HAZIRCEVAP OLABİLMELİSİNİZ
Hazırcevaplılık Yeteneği
Hazırcevaplılık, her ortamda, her soruya anında cevap verebilme, söylenecek söz bulamadığınızda bile ortamı ölüm
sessizliğinden kurtaracak cümleleri oluşturabilme yeteneğidir.
Etkili bir iletişimci olmak istiyorsunuz. Fikirlerle dopdolusunuz. Konuşmaya kalktığınızda tüm cümleleriniz bir edip
veya şairin satırları gibi vecizeye benzemeyebilir. Konuşma sırasında her cümlenin kelimelerinin bile anlam
zenginliğinin bir parçası olması sağlanamayabilir. Bu noktada asıl önemli olan duraksamadan konuşmaya devam
edebilmektir. Çoğu zaman öyle sorularla karşılaşırsınız ki bir anda ne söyleyeceğinizi şaşırabilirsiniz. Oysa
hazırcevaplılık yeteneğini kazandığınızda hiç bir zaman sözün altında kalmazsınız. Beklenmedik çıkışlarınızla
insanları şaşırtabilir ve çıkışlarınızla hayran bırakabilirsiniz.

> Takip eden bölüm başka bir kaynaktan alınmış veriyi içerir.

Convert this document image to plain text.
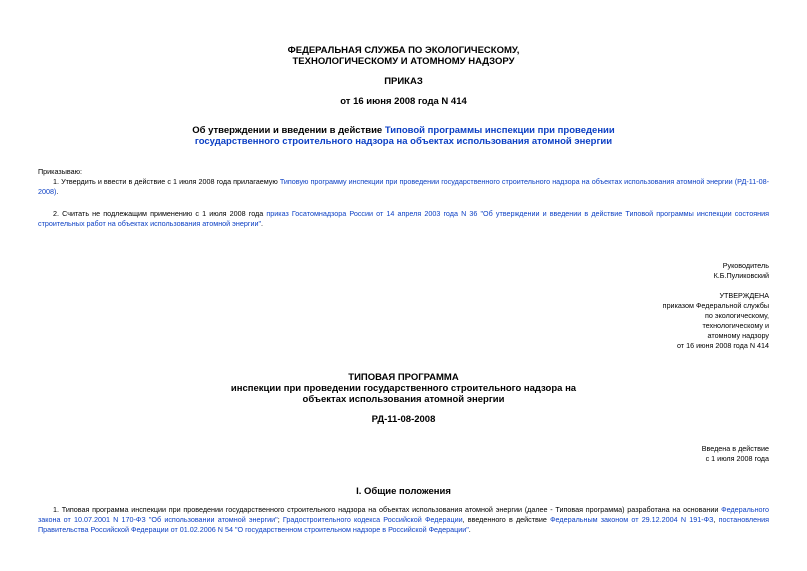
ФЕДЕРАЛЬНАЯ СЛУЖБА ПО ЭКОЛОГИЧЕСКОМУ,
ТЕХНОЛОГИЧЕСКОМУ И АТОМНОМУ НАДЗОРУ
ПРИКАЗ
от 16 июня 2008 года N 414
Об утверждении и введении в действие Типовой программы инспекции при проведении
государственного строительного надзора на объектах использования атомной энергии
Приказываю:
1. Утвердить и ввести в действие с 1 июля 2008 года прилагаемую Типовую программу инспекции при проведении государственного строительного надзора на объектах использования атомной энергии (РД-11-08-2008).
2. Считать не подлежащим применению с 1 июля 2008 года приказ Госатомнадзора России от 14 апреля 2003 года N 36 "Об утверждении и введении в действие Типовой программы инспекции состояния строительных работ на объектах использования атомной энергии".
Руководитель
К.Б.Пуликовский
УТВЕРЖДЕНА
приказом Федеральной службы
по экологическому,
технологическому и
атомному надзору
от 16 июня 2008 года N 414
ТИПОВАЯ ПРОГРАММА
инспекции при проведении государственного строительного надзора на
объектах использования атомной энергии
РД-11-08-2008
Введена в действие
с 1 июля 2008 года
I. Общие положения
1. Типовая программа инспекции при проведении государственного строительного надзора на объектах использования атомной энергии (далее - Типовая программа) разработана на основании Федерального закона от 10.07.2001 N 170-ФЗ "Об использовании атомной энергии"; Градостроительного кодекса Российской Федерации, введенного в действие Федеральным законом от 29.12.2004 N 191-ФЗ, постановления Правительства Российской Федерации от 01.02.2006 N 54 "О государственном строительном надзоре в Российской Федерации".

Dahası derin bilgiye sahip olmadığınız konularda bile
konuşabilmek sayesinde her kesimden veya fikir gurubundan insanla sohbet ortamı kurabilirsiniz.

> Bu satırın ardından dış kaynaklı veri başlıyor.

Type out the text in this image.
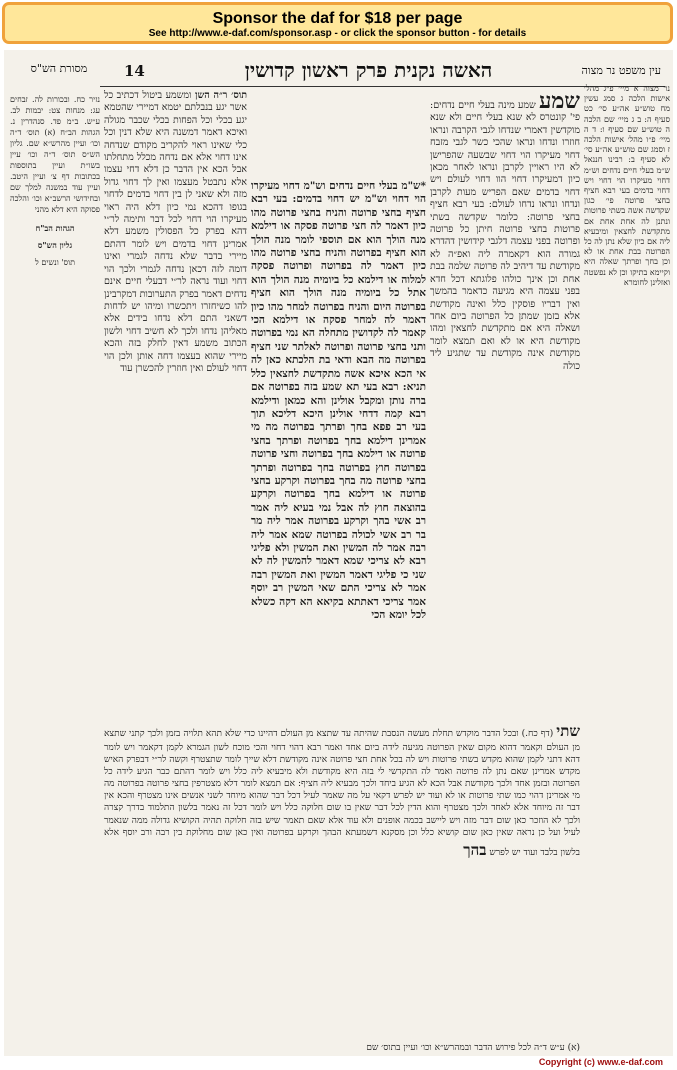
Sponsor the daf for $18 per page
See http://www.e-daf.com/sponsor.asp - or click the sponsor button - for details
האשה נקנית פרק ראשון קדושין
14
מסורת הש"ס	עין משפט נר מצוה
נר מצוה א מיי׳ פ״ג מהל׳ אישות הלכה ג סמג עשין מח טוש״ע אה״ע סי׳ כט סעיף ה: ב ג מיי׳ שם הלכה ה טוש״ע שם סעיף ו: ד ה מיי׳ פ״ו מהל׳ אישות הלכה ז וסמג שם טוש״ע אה״ע סי׳ לא סעיף ב: רבינו חננאל ש״מ בעלי חיים נדחים וש״מ דחוי מעיקרו הוי דחוי ויש דחוי בדמים בעי רבא חציף בחצי פרוטה פי׳ כגון שקדשה אשה בשתי פרוטות ונתנן לה אחת אחת אם מתקדשת לחצאין ומיבעיא ליה אם כיון שלא נתן לה כל הפרוטה בבת אחת או לא וכן בחך ופרתך שאלה היא וקיימא בתיקו וכן לא נפשטה ואזלינן לחומרא
שמע שמע מינה בעלי חיים נדחים: פי' קונטרס לא שנא בעלי חיים ולא שנא מוקדשין דאמרי שנדחו לגבי הקרבה ונראו חוזרו ונדחו ונראו שהכי כשר לגבי מזבח דחוי מעיקרו הוי דחוי שבשעה שהפרישן לא היו ראויין לקרבן ונראו לאחר מכאן כיון דמעיקרו דחוי הוו דחוי לעולם ויש דחוי בדמים שאם הפריש מעות לקרבן ונדחו ונראו נדחו לעולם: בעי רבא חציף בחצי פרוטה: כלומר שקדשה בשתי פרוטות בחצי פרוטה חיתן כל פרוטה ופרוטה בפני עצמה דלגבי קידושין דהדרא גמורה הוא דקאמרה ליה ואפ״ה לא מקודשת עד דיהיב לה פרוטה שלמה בבת אחת וכן אינך כולהו פלוגתא דכל חדא בפני עצמה היא מגיעה כדאמר בהמשך ואין דבריו פוסקין כלל ואינה מקודשת אלא בזמן שמתן כל הפרוטה ביום אחד ושאלה היא אם מתקדשת לחצאין ומהו מקודשת היא או לא ואם תמצא לומר מקודשת אינה מקודשת עד שתגיע ליד כולה
*ש"מ בעלי חיים נדחים וש"מ דחוי מעיקרו הוי דחוי וש"מ יש דחוי בדמים: בעי רבא חציף בחצי פרוטה והניח בחצי פרוטה מהו כיון דאמר לה חצי פרוטה פסקה או דילמא מנה הולך הוא אם תוספי לומר מנה הולך הוא חציף בפרוטה והניח בחצי פרוטה מהו כיון דאמר לה בפרוטה ופרוטה פסקה למלוה או דילמא כל ביומיה מנה הולך הוא אתל כל ביומיה מנה הולך הוא חציף בפרוטה היום והניח בפרוטה למחר מהו כיון דאמר לה למחר פסקה או דילמא הכי קאמר לה לקדושין מתחלה הא נמי בפרוטה ותני בחצי פרוטה ופרוטה לאלתר שני חציף בפרוטה מה הבא ודאי בת הלכתא כאן לה אי הכא איכא אשה מתקדשת לחצאין כלל תניא: רבא בעי תא שמע בזה בפרוטה אם ברה נותן ומקבל אולינן והא כמאן ודילמא רבא קמה דדחי אולינן היכא דליכא תוך בעי רב פפא בחך ופרתך בפרוטה מה מי אמרינן דילמא בחך בפרוטה ופרתך בחצי פרוטה או דילמא בחך בפרוטה וחצי פרוטה בפרוטה חוץ בפרוטה בחך בפרוטה ופרתך בחצי פרוטה מה בחך בפרוטה וקרקע בחצי פרוטה או דילמא בחך בפרוטה וקרקע בהוצאה חוץ לה אבל נמי בעיא ליה אמר רב אשי בהך וקרקע בפרוטה אמר ליה מר בר רב אשי לכולה בפרוטה שמא אמר ליה רבה אמר לה המשין ואת המשין ולא פליגי רבא לא צריכי שמא דאמר להמשין לה לא שני כי פליגי דאמר המשין ואת המשין רבה אמר לא צריכי התם שאי המשין רב יוסף אמר צריכי דאתתא בקיאא הא דקה כשלא לכל יומא הכי
תוס׳ ר״ה השן ומשמע ביטול דכתיב כל אשר יגע בנבלתם יטמא דמיירי שהטמא יגע בכלי וכל הפחות בכלי שכבר מגולה ואיכא דאמר דמשנה היא שלא דנין וכל כלי שאינו ראוי להקריב מקודם שנדחה אינו דחוי אלא אם נדחה מכלל מתחלתו אבל הכא אין הדבר כן דלא דחי עצמו אלא נתבטל מעצמו ואין לך דחוי גדול מזה ולא שאני לן בין דחוי בדמים לדחוי בגופו דהכא נמי כיון דלא היה ראוי מעיקרו הוי דחוי לכל דבר ותימה לר״י דהא בפרק כל הפסולין משמע דלא אמרינן דחוי בדמים ויש לומר דהתם מיירי בדבר שלא נדחה לגמרי ואינו דומה לזה דכאן נדחה לגמרי ולכך הוי דחוי ועוד נראה לר״י דבעלי חיים אינם נדחים דאמר בפרק התערובות דמקרבינן להו כשיחזרו ויתכשרו ומיהו יש לדחות דשאני התם דלא נדחו בידים אלא מאליהן נדחו ולכך לא חשיב דחוי ולשון הכתוב משמע דאין לחלק בזה והכא מיירי שהוא בעצמו דחה אותן ולכן הוי דחוי לעולם ואין חוזרין להכשרן עוד
שתי (דף כח.) ובכל הדבר מוקדש תחלת מעשה הנסבת שהיתה עד שתצא מן העולם דהיינו כדי שלא תהא תלויה בזמן ולכך קתני שתצא מן העולם וקאמר דהוא מקום שאין הפרוטה מגיעה לידה ביום אחד ואמר רבא דהוי דחוי והכי מוכח לשון הגמרא לקמן דקאמר ויש לומר דהא דתני לקמן שהוא מקדש בשתי פרוטות ויש לה בכל אחת חצי פרוטה אינה מקודשת דלא שייך לומר שתצטרף וקשה לר״י דבפרק האיש מקדש אמרינן שאם נתן לה פרוטה ואמר לה התקדשי לי בזה היא מקודשת ולא מיבעיא ליה כלל ויש לומר דהתם כבר הגיע לידה כל הפרוטה ובזמן אחד ולכך מקודשת אבל הכא לא הגיע ביחד ולכך מבעיא ליה חציף: אם תמצא לומר דלא מצטרפין בחצי פרוטה בפרוטה מה מי אמרינן דהוי כמו שתי פרוטות או לא ועוד יש לפרש דקאי על מה שאמר לעיל דכל דבר שהוא מיוחד לשני אנשים אינו מצטרף והכא אין דבר זה מיוחד אלא לאחד ולכך מצטרף והוא הדין לכל דבר שאין בו שום חלוקה כלל ויש לומר דכל זה נאמר בלשון התלמוד בדרך קצרה ולכך לא הוזכר כאן שום דבר מזה ויש ליישב בכמה אופנים ולא עוד אלא שאם תאמר שיש בזה חלוקה תהיה הקושיא גדולה ממה שנאמר לעיל ועל כן נראה שאין כאן שום קושיא כלל וכן מסקנא דשמעתא הבהך וקרקע בפרוטה ואין כאן שום מחלוקת בין רבה ורב יוסף אלא בלשון בלבד ועוד יש לפרש בהך
נזיר כח. ובכורות לה. זבחים עג: מנחות צט: יבמות לב. ע״ש. ב״מ פד. סנהדרין נ. הגהות הב״ח (א) תוס׳ ד״ה וכו׳ ועיין מהרש״א שם. גליון הש״ס תוס׳ ד״ה וכו׳ עיין בשו״ת ועיין בתוספות בכתובות דף צ׳ ועיין היטב. ועיין עוד במשנה למלך שם ובחידושי הרשב״א וכו׳ והלכה פסוקה היא דלא מהני
הגהות הב"ח
גליון הש"ס
תוס' ונשים ל
(א) ע״ש ד״ה לכל פירוש הדבר ובמהרש״א וכו׳ ועיין בתוס׳ שם
Copyright (c) www.e-daf.com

Çoğu zaman bilgi sahibi olmadığımız konularda söz söylemek zorunda kalabiliriz. İçerik yönünden boş sözler
söylesek de “duraksamadan söyleyebilmek” sayesinde tüm tehlikeleri aşabiliriz. Konuşma sırasında söyleyecek söz
bulamayarak durakladığımızda tüm imajımızı zedeleriz. Boş da olsa söyleyebileceğimiz mantıklı sözler bizi utançtan
kurtaracaktır.
Unutmamamız gereken bir gerçek var: Konuşmak için insanların huzuruna çıktığımızda insanlar da dinlemek için
bizlere yönelirler. O anda hepimiz başarılı konuşmayı arzulamaktayız. Daha da iyisi bizi dinlemekte olanlar da
başarılı olmamızı arzulamaktadırlar. Eğer biz utanç verici bir duruma düşersek dinleyenler de bu utançtan nasiplerini
almakta ve onlar da utanmaktadırlar. Şu halde konuşacağımız zaman başarılı olmamızı içtenlikle bekleyen insanlara
sevgiyle yönelmeli ve başarılı olmalıyız.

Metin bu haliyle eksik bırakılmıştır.